Makalah ini akan lebih menitik beratkan perhatian terhadap dinamika yang bersifat sosial dan menyeluruh dari pada riwayat nabi Muhammad itu sendiri.


A. Sekilas Tentang Mekkah Pra-Islam
Sebelum datangnya Islam, Mekkah adalah-seperti wilayah Arabia lainnya-kota dengan penduduk dengan masyarakat pastoral (pengembala). Beberapa faktor membawa beberapa perubahan sosial, seperti jumlah berhala yang ada di Mekkah, sistem klan yang mulai melonggar, dan persiapan menuju agama monotheisme.

Mekkah adalah kota yang memikat bagi para pedagang dari banyak penjuru Arabia maupun luar Arabia. Masyarakat Mekkah diakui sebagai pedagang eceran yang handal dibandingkan dengan masyarakat lain kala itu. Perdagangan menjadi sangat esensial dan diberi apresiasi lebih oleh masyarakatnya. Tampaknya apresiasi orang Arab ini tidak bisa disingkirkan oleh agama Islam. Ada banyak kata-kata dalam Alquran al-Karim yang diambil dari imajinasi perdagangan, seperti ajr, tsawab dan lain sebagainya. Begitu juga dengan aturan-aturan yang diberikan oleh Islam, perdagangan merupakan salah satu hal yang bayak diatur di dalam Alquran.


B. Muhammad Pada Priode Mekkah.
Rasulullah saw. lahir dan berkembang di Mekkah yang masyarakatnya sedang mengalamai masa transisi yang hebat dalam berbagai bidang, seperti sosial, agama dan politik.
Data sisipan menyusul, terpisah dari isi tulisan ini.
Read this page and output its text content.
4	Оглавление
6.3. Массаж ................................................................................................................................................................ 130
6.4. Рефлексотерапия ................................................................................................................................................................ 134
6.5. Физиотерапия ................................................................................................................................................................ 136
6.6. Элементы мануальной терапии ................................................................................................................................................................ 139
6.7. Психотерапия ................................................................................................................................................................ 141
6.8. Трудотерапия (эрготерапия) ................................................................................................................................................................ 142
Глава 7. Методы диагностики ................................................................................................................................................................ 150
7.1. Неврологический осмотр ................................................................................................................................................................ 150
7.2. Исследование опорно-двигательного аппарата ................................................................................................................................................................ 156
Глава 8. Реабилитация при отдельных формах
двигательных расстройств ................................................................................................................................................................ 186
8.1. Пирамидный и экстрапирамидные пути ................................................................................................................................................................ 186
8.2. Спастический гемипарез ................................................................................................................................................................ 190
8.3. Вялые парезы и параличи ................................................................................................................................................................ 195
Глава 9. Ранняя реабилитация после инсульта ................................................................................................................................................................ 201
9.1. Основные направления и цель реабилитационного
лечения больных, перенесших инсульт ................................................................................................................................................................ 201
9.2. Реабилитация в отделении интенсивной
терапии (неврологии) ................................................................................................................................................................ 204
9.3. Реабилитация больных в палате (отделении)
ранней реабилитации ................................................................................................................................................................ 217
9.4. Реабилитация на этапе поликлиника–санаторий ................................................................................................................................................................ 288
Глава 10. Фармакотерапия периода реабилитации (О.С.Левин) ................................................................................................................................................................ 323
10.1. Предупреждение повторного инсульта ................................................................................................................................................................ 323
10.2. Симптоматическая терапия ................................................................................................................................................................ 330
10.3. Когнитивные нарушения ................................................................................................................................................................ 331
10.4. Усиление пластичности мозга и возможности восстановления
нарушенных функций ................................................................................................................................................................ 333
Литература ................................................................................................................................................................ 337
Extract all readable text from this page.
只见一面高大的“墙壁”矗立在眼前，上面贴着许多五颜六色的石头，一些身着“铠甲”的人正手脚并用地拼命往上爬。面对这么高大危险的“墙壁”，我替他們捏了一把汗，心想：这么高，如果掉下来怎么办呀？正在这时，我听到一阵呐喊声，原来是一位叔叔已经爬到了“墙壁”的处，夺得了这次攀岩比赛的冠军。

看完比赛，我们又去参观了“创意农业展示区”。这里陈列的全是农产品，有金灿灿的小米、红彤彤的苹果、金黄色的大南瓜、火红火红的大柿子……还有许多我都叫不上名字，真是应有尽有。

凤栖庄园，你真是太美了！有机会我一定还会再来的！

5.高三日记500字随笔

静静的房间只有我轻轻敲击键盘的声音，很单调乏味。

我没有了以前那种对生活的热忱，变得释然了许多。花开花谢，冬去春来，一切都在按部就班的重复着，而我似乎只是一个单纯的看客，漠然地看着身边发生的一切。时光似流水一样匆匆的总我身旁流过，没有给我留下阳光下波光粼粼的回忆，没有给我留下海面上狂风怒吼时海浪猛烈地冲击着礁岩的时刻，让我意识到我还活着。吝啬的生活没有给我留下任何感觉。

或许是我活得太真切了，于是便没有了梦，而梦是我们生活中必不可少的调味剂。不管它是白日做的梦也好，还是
Ajaran Islam yang dibawa oleh Muhammad pada umumnya merupakan keinginan untuk memperbaiki dan menyelamatkan masyarakat Mekkah dalam menjalani masa transisi ini.

Dalam faktanya, Muhammad saw. tidak bisa menjalankan dakwahnya secara efektif yang membuahkan hasil yang memuaskan. Beberapa kondisi ikut melatari ketidak efektifan dakwah Muhammad di Mekkah. Penganut yang berhasil dipengaruhi oleh Muhammadpun tidak seberapa jumlahnya karena memang beliau tidak bisa melaksanakan dakwahnya secara terang-terangan.

Ada beberapa fase yang dijalani oleh nabi Muhammad dalam memulai dan mengembangkan ajaran yang beliau bawa.

Fase Dakwah Sembunyi-sembunyi.
Pada fase ini Rasul hanya mengajak kerabat-kerabatnya untuk ikut memelukm agama Islam yang beliau bawa. Mereka diseru untuk meyakini ajaran-ajaran pokok yang terkandung dalam wahyu yang ia terima.

Pada fase ini, beliau berhasil mengajak beberapa orang untuk memeluk agama Islam, seperti Istrinya, Ali b. Abi Thalib, Zaid, Abu Bakar. Tidak lama setelah mereka menganut agama Islam, barulah kemudian beberapa orang dengan jumlah yang lebih banyak mau menerima ajakan Muhammad untuk memeluk agama Islam.

Fase Dakwah Terang-Terangan.
Ada dua fase yang dijalani oleh Rasulullah pada saat itu, yang pertama adalah menjalankan dakwah dengan mengajak kerabatnya dengan terang-terangan. Setelah menerima perintah untuk berdakwah secara terang-terangan kepada kerabatnya, maka Rasulpun lalu menyeru mereka di bukit Shafa.

Fase selanjutna adalah menyeru tidak hanya kerabatnya akan tetapi semua orang. Fase ini dimulai dengan turunnya ayat Alquran surah al-Hijr; 94. Setelah turunnya ayat ini, mulailah Rasulullah saw. menyerukan agama Islam kepada semua orang, hingga penduduk luar Mekkah yang datang untuk mengunjungi Ka’bah.

1. Dinamika Keagamaan
Sebelum Islam, ada keberagaman kepercayaan yang berkembang ketika itu, ada yang menyembah berhala. Namun kepercayaan yang terkenal adalah penyembahan terhadap berhala (paganisme). Penyembahan terhapap berhala itu sendiri mulanya adalah kebiasaan dari orang-orang yang pergi keluar kota Makkah, mereka selalu membawa batu yang diambil dari sekitar Ka'bah. Mereka mensucikan batu dan menyembahnya di mana mereka berada.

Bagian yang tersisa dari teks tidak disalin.